I will start by going back to the “beautiful day” in paragraph two. I am irritated by the unseasonably warm weather. You see, I love the winter. We have so little of it here, though, and when it is January/February, I want cold weather! The little flag in our front flowerbed at our house says, “I love snow.” I think it’s actually mocking me. Please don’t get me wrong, I enjoy spring, too, but I am always aware that summer is just around the corner and that, I dread!
Um…nothing…I am stuck now. Maybe I can finish this tomorrow. Yes! That’s a great idea!

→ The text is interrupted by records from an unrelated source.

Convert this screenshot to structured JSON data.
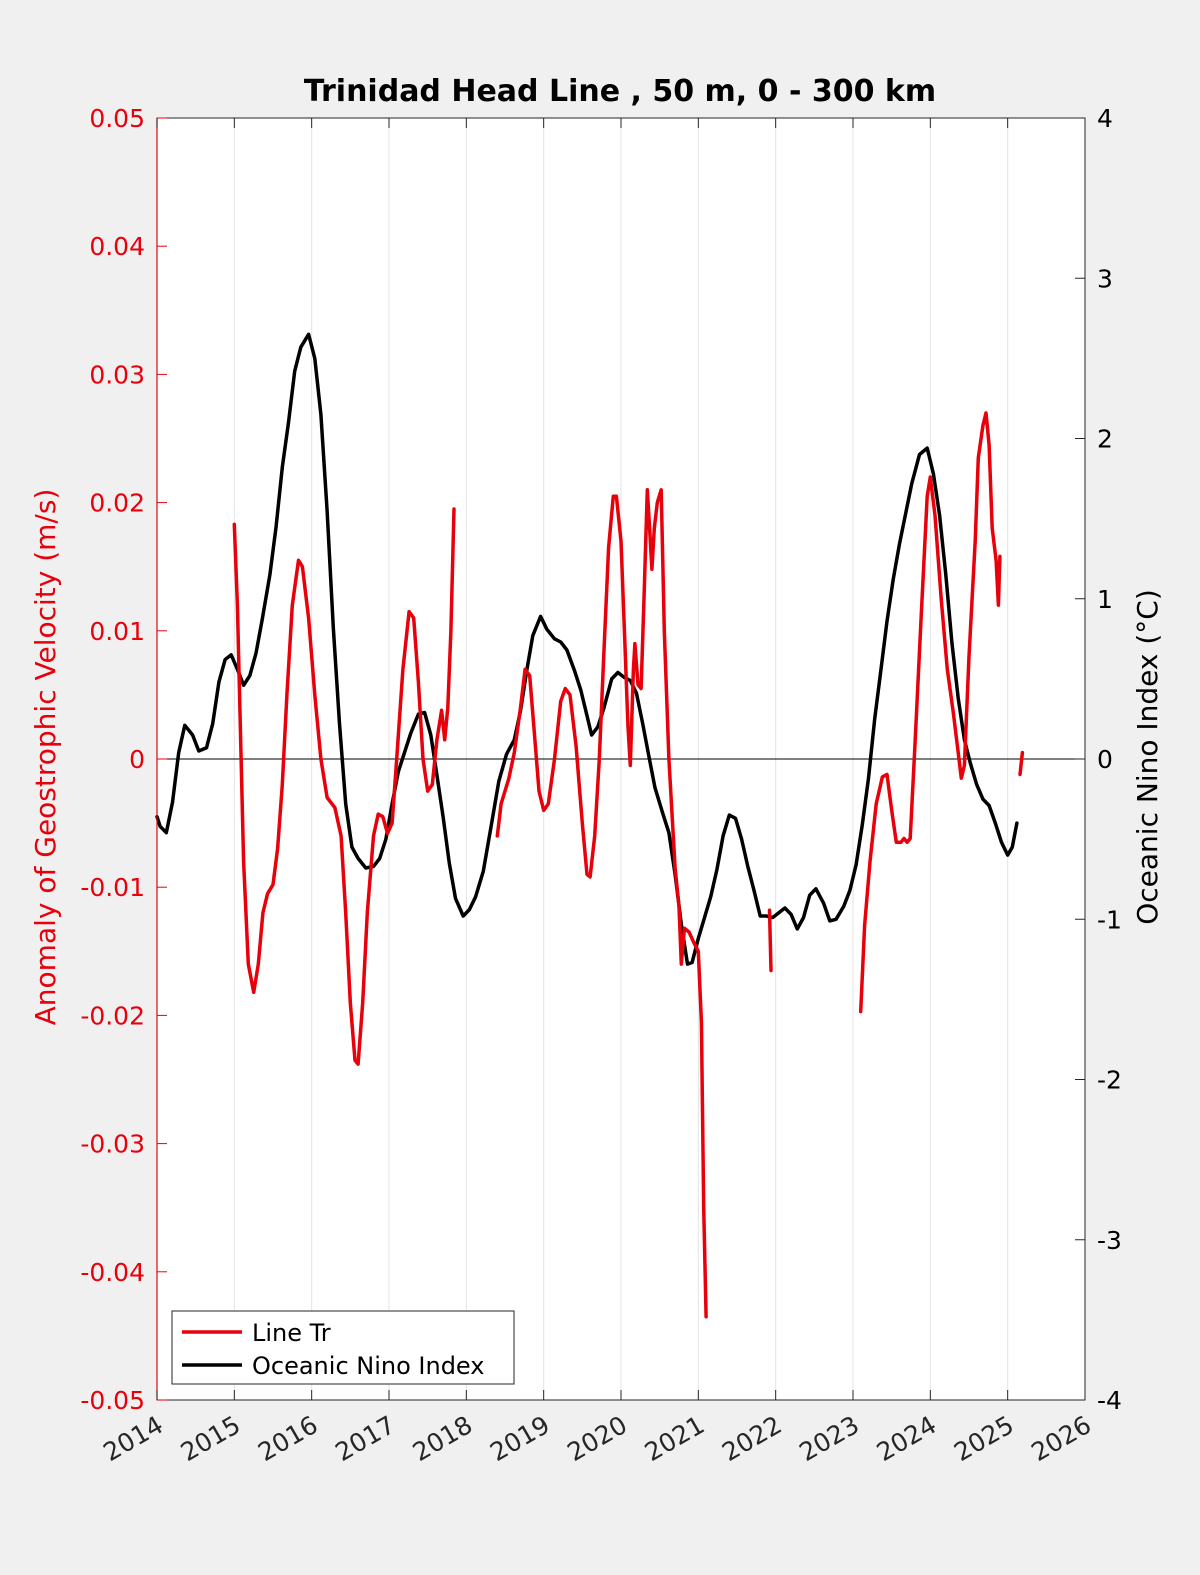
{
  "chart_data": {
    "type": "line",
    "title": "Trinidad Head Line , 50 m, 0 - 300 km",
    "ylabel_left": "Anomaly of Geostrophic Velocity (m/s)",
    "ylabel_right": "Oceanic Nino Index (°C)",
    "xlabel": "",
    "xlim": [
      2014,
      2026
    ],
    "ylim_left": [
      -0.05,
      0.05
    ],
    "ylim_right": [
      -4,
      4
    ],
    "x_ticks": [
      "2014",
      "2015",
      "2016",
      "2017",
      "2018",
      "2019",
      "2020",
      "2021",
      "2022",
      "2023",
      "2024",
      "2025",
      "2026"
    ],
    "y_left_ticks": [
      "-0.05",
      "-0.04",
      "-0.03",
      "-0.02",
      "-0.01",
      "0",
      "0.01",
      "0.02",
      "0.03",
      "0.04",
      "0.05"
    ],
    "y_right_ticks": [
      "-4",
      "-3",
      "-2",
      "-1",
      "0",
      "1",
      "2",
      "3",
      "4"
    ],
    "grid": "vertical",
    "legend_position": "bottom-left",
    "colors": {
      "line_tr": "#e8000b",
      "oni": "#000000",
      "left_axis": "#e8000b",
      "right_axis": "#000000"
    },
    "series": [
      {
        "name": "Line Tr",
        "axis": "left",
        "segments": [
          [
            [
              2015.0,
              0.0183
            ],
            [
              2015.04,
              0.012
            ],
            [
              2015.08,
              0.002
            ],
            [
              2015.12,
              -0.008
            ],
            [
              2015.18,
              -0.016
            ],
            [
              2015.25,
              -0.0182
            ],
            [
              2015.31,
              -0.016
            ],
            [
              2015.37,
              -0.012
            ],
            [
              2015.43,
              -0.0105
            ],
            [
              2015.5,
              -0.0098
            ],
            [
              2015.56,
              -0.007
            ],
            [
              2015.62,
              -0.002
            ],
            [
              2015.68,
              0.005
            ],
            [
              2015.75,
              0.012
            ],
            [
              2015.83,
              0.0155
            ],
            [
              2015.88,
              0.015
            ],
            [
              2015.96,
              0.011
            ],
            [
              2016.04,
              0.005
            ],
            [
              2016.12,
              0.0
            ],
            [
              2016.2,
              -0.003
            ],
            [
              2016.3,
              -0.0038
            ],
            [
              2016.38,
              -0.006
            ],
            [
              2016.44,
              -0.012
            ],
            [
              2016.5,
              -0.019
            ],
            [
              2016.56,
              -0.0235
            ],
            [
              2016.6,
              -0.0238
            ],
            [
              2016.66,
              -0.019
            ],
            [
              2016.72,
              -0.012
            ],
            [
              2016.8,
              -0.006
            ],
            [
              2016.86,
              -0.0043
            ],
            [
              2016.92,
              -0.0045
            ],
            [
              2016.98,
              -0.0058
            ],
            [
              2017.04,
              -0.005
            ],
            [
              2017.1,
              0.0
            ],
            [
              2017.18,
              0.007
            ],
            [
              2017.26,
              0.0115
            ],
            [
              2017.32,
              0.011
            ],
            [
              2017.38,
              0.006
            ],
            [
              2017.44,
              0.0
            ],
            [
              2017.5,
              -0.0025
            ],
            [
              2017.56,
              -0.002
            ],
            [
              2017.62,
              0.0015
            ],
            [
              2017.68,
              0.0038
            ],
            [
              2017.72,
              0.0015
            ],
            [
              2017.76,
              0.004
            ],
            [
              2017.8,
              0.01
            ],
            [
              2017.84,
              0.0195
            ]
          ],
          [
            [
              2018.4,
              -0.006
            ],
            [
              2018.45,
              -0.0035
            ],
            [
              2018.55,
              -0.0015
            ],
            [
              2018.62,
              0.0005
            ],
            [
              2018.7,
              0.004
            ],
            [
              2018.76,
              0.007
            ],
            [
              2018.82,
              0.0065
            ],
            [
              2018.88,
              0.002
            ],
            [
              2018.94,
              -0.0025
            ],
            [
              2019.0,
              -0.004
            ],
            [
              2019.06,
              -0.0035
            ],
            [
              2019.14,
              0.0
            ],
            [
              2019.22,
              0.0045
            ],
            [
              2019.28,
              0.0055
            ],
            [
              2019.34,
              0.005
            ],
            [
              2019.42,
              0.001
            ],
            [
              2019.5,
              -0.005
            ],
            [
              2019.56,
              -0.009
            ],
            [
              2019.6,
              -0.0092
            ],
            [
              2019.66,
              -0.006
            ],
            [
              2019.72,
              0.0
            ],
            [
              2019.78,
              0.0085
            ],
            [
              2019.84,
              0.0165
            ],
            [
              2019.9,
              0.0205
            ],
            [
              2019.94,
              0.0205
            ],
            [
              2020.0,
              0.017
            ],
            [
              2020.05,
              0.009
            ],
            [
              2020.09,
              0.0025
            ],
            [
              2020.12,
              -0.0005
            ],
            [
              2020.16,
              0.007
            ],
            [
              2020.18,
              0.009
            ],
            [
              2020.22,
              0.0058
            ],
            [
              2020.26,
              0.0055
            ],
            [
              2020.3,
              0.013
            ],
            [
              2020.34,
              0.021
            ],
            [
              2020.37,
              0.018
            ],
            [
              2020.4,
              0.0148
            ],
            [
              2020.43,
              0.018
            ],
            [
              2020.47,
              0.02
            ],
            [
              2020.52,
              0.021
            ],
            [
              2020.56,
              0.01
            ],
            [
              2020.62,
              0.0
            ],
            [
              2020.7,
              -0.0085
            ],
            [
              2020.75,
              -0.0115
            ],
            [
              2020.78,
              -0.016
            ],
            [
              2020.82,
              -0.0132
            ],
            [
              2020.88,
              -0.0135
            ],
            [
              2020.94,
              -0.0143
            ],
            [
              2021.0,
              -0.015
            ],
            [
              2021.04,
              -0.0205
            ],
            [
              2021.07,
              -0.035
            ],
            [
              2021.1,
              -0.0435
            ]
          ],
          [
            [
              2021.92,
              -0.0118
            ],
            [
              2021.94,
              -0.0165
            ]
          ],
          [
            [
              2023.1,
              -0.0197
            ],
            [
              2023.15,
              -0.013
            ],
            [
              2023.22,
              -0.008
            ],
            [
              2023.3,
              -0.0035
            ],
            [
              2023.38,
              -0.0014
            ],
            [
              2023.44,
              -0.0012
            ],
            [
              2023.5,
              -0.004
            ],
            [
              2023.56,
              -0.0065
            ],
            [
              2023.62,
              -0.0065
            ],
            [
              2023.66,
              -0.0062
            ],
            [
              2023.7,
              -0.0065
            ],
            [
              2023.74,
              -0.0062
            ],
            [
              2023.8,
              0.001
            ],
            [
              2023.88,
              0.011
            ],
            [
              2023.96,
              0.0205
            ],
            [
              2024.0,
              0.022
            ],
            [
              2024.06,
              0.019
            ],
            [
              2024.14,
              0.0125
            ],
            [
              2024.22,
              0.007
            ],
            [
              2024.3,
              0.0035
            ],
            [
              2024.36,
              0.0005
            ],
            [
              2024.4,
              -0.0015
            ],
            [
              2024.44,
              -0.0005
            ],
            [
              2024.5,
              0.008
            ],
            [
              2024.58,
              0.017
            ],
            [
              2024.62,
              0.0235
            ],
            [
              2024.68,
              0.026
            ],
            [
              2024.72,
              0.027
            ],
            [
              2024.76,
              0.0245
            ],
            [
              2024.8,
              0.018
            ],
            [
              2024.85,
              0.0155
            ],
            [
              2024.88,
              0.012
            ],
            [
              2024.9,
              0.0158
            ]
          ],
          [
            [
              2025.16,
              -0.0012
            ],
            [
              2025.19,
              0.0005
            ]
          ]
        ]
      },
      {
        "name": "Oceanic Nino Index",
        "axis": "right",
        "points": [
          [
            2014.0,
            -0.36
          ],
          [
            2014.04,
            -0.42
          ],
          [
            2014.12,
            -0.46
          ],
          [
            2014.2,
            -0.27
          ],
          [
            2014.28,
            0.04
          ],
          [
            2014.36,
            0.21
          ],
          [
            2014.46,
            0.15
          ],
          [
            2014.54,
            0.05
          ],
          [
            2014.64,
            0.07
          ],
          [
            2014.72,
            0.22
          ],
          [
            2014.8,
            0.48
          ],
          [
            2014.88,
            0.62
          ],
          [
            2014.96,
            0.65
          ],
          [
            2015.04,
            0.56
          ],
          [
            2015.12,
            0.46
          ],
          [
            2015.2,
            0.52
          ],
          [
            2015.28,
            0.66
          ],
          [
            2015.36,
            0.87
          ],
          [
            2015.46,
            1.15
          ],
          [
            2015.54,
            1.45
          ],
          [
            2015.62,
            1.82
          ],
          [
            2015.7,
            2.1
          ],
          [
            2015.78,
            2.42
          ],
          [
            2015.86,
            2.57
          ],
          [
            2015.96,
            2.65
          ],
          [
            2016.04,
            2.5
          ],
          [
            2016.12,
            2.15
          ],
          [
            2016.2,
            1.55
          ],
          [
            2016.28,
            0.82
          ],
          [
            2016.36,
            0.22
          ],
          [
            2016.44,
            -0.28
          ],
          [
            2016.52,
            -0.55
          ],
          [
            2016.6,
            -0.62
          ],
          [
            2016.7,
            -0.68
          ],
          [
            2016.8,
            -0.67
          ],
          [
            2016.88,
            -0.62
          ],
          [
            2016.96,
            -0.5
          ],
          [
            2017.04,
            -0.28
          ],
          [
            2017.12,
            -0.08
          ],
          [
            2017.2,
            0.04
          ],
          [
            2017.28,
            0.16
          ],
          [
            2017.38,
            0.28
          ],
          [
            2017.46,
            0.29
          ],
          [
            2017.54,
            0.15
          ],
          [
            2017.62,
            -0.1
          ],
          [
            2017.7,
            -0.36
          ],
          [
            2017.78,
            -0.65
          ],
          [
            2017.86,
            -0.87
          ],
          [
            2017.96,
            -0.98
          ],
          [
            2018.04,
            -0.94
          ],
          [
            2018.12,
            -0.86
          ],
          [
            2018.22,
            -0.7
          ],
          [
            2018.32,
            -0.42
          ],
          [
            2018.42,
            -0.14
          ],
          [
            2018.52,
            0.03
          ],
          [
            2018.62,
            0.12
          ],
          [
            2018.7,
            0.3
          ],
          [
            2018.78,
            0.55
          ],
          [
            2018.86,
            0.77
          ],
          [
            2018.96,
            0.89
          ],
          [
            2019.04,
            0.81
          ],
          [
            2019.14,
            0.75
          ],
          [
            2019.22,
            0.73
          ],
          [
            2019.3,
            0.68
          ],
          [
            2019.4,
            0.55
          ],
          [
            2019.48,
            0.43
          ],
          [
            2019.56,
            0.27
          ],
          [
            2019.62,
            0.15
          ],
          [
            2019.7,
            0.2
          ],
          [
            2019.78,
            0.32
          ],
          [
            2019.88,
            0.5
          ],
          [
            2019.96,
            0.54
          ],
          [
            2020.04,
            0.51
          ],
          [
            2020.12,
            0.49
          ],
          [
            2020.2,
            0.41
          ],
          [
            2020.28,
            0.22
          ],
          [
            2020.36,
            0.02
          ],
          [
            2020.44,
            -0.18
          ],
          [
            2020.54,
            -0.34
          ],
          [
            2020.62,
            -0.46
          ],
          [
            2020.7,
            -0.72
          ],
          [
            2020.78,
            -1.03
          ],
          [
            2020.86,
            -1.28
          ],
          [
            2020.92,
            -1.27
          ],
          [
            2021.0,
            -1.12
          ],
          [
            2021.08,
            -0.99
          ],
          [
            2021.16,
            -0.86
          ],
          [
            2021.24,
            -0.69
          ],
          [
            2021.32,
            -0.48
          ],
          [
            2021.4,
            -0.35
          ],
          [
            2021.48,
            -0.37
          ],
          [
            2021.56,
            -0.5
          ],
          [
            2021.64,
            -0.67
          ],
          [
            2021.72,
            -0.82
          ],
          [
            2021.8,
            -0.98
          ],
          [
            2021.88,
            -0.98
          ],
          [
            2021.96,
            -0.99
          ],
          [
            2022.04,
            -0.96
          ],
          [
            2022.12,
            -0.93
          ],
          [
            2022.2,
            -0.97
          ],
          [
            2022.28,
            -1.06
          ],
          [
            2022.36,
            -0.99
          ],
          [
            2022.44,
            -0.85
          ],
          [
            2022.52,
            -0.81
          ],
          [
            2022.62,
            -0.9
          ],
          [
            2022.7,
            -1.01
          ],
          [
            2022.78,
            -1.0
          ],
          [
            2022.88,
            -0.92
          ],
          [
            2022.96,
            -0.82
          ],
          [
            2023.04,
            -0.66
          ],
          [
            2023.12,
            -0.41
          ],
          [
            2023.2,
            -0.12
          ],
          [
            2023.28,
            0.25
          ],
          [
            2023.36,
            0.55
          ],
          [
            2023.44,
            0.86
          ],
          [
            2023.52,
            1.12
          ],
          [
            2023.6,
            1.34
          ],
          [
            2023.68,
            1.53
          ],
          [
            2023.76,
            1.72
          ],
          [
            2023.86,
            1.9
          ],
          [
            2023.96,
            1.94
          ],
          [
            2024.04,
            1.78
          ],
          [
            2024.12,
            1.52
          ],
          [
            2024.2,
            1.15
          ],
          [
            2024.28,
            0.72
          ],
          [
            2024.36,
            0.38
          ],
          [
            2024.44,
            0.12
          ],
          [
            2024.52,
            -0.03
          ],
          [
            2024.6,
            -0.16
          ],
          [
            2024.68,
            -0.25
          ],
          [
            2024.76,
            -0.29
          ],
          [
            2024.84,
            -0.4
          ],
          [
            2024.92,
            -0.52
          ],
          [
            2025.0,
            -0.6
          ],
          [
            2025.06,
            -0.55
          ],
          [
            2025.12,
            -0.4
          ]
        ]
      }
    ],
    "legend": [
      "Line Tr",
      "Oceanic Nino Index"
    ]
  }
}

Ok. I’m back. Let’s see now…where was I?
If I am honest with myself, I know that I have not been taking care of my spiritual self. I know that I need to spend time with God. I even know how to do so. I have to make real time each day for God. If I know how to do so, why don’t I do it? That brings Paul to my mind. In Romans 7, he says, “I do not understand what I do. For what I want to do I do not do, but what I hate I do. For I have the desire to do what is good, but I cannot carry it out.”
I am very humbled to lead the Caregiving: Space for Grace support group each month. We often talk about making space for God. At our group, last evening, we talked about guilt and the heaviness associated with carrying our guilt around with us. We learned together that we can‘t make space for God if we don’t put down our sack of guilt (or anxiety, or woundedness, or busyness, or whatever else we are carrying that we think we can’t let go of). And, there it is! The busyness! (With some anxiety thrown in for good measure.)
I am inspired by the strong men and women who are caregivers. They must continue on a journey that they did not choose for themselves. They must serve their families each day, whether they feel like doing so, or not. They serve when they are overwhelmed and when they are frustrated. They serve when they are exhausted and sick. They put the needs of their loved ones ahead of their own. These caregivers work tirelessly while their efforts may go unnoticed. They live each day by the example of Jesus Christ.
Therefore, having been reminded by the example of the caregivers and by the perfect example of Jesus Christ, today I choose to put down my sack of busyness (and anxiety) and to make space for God’s grace.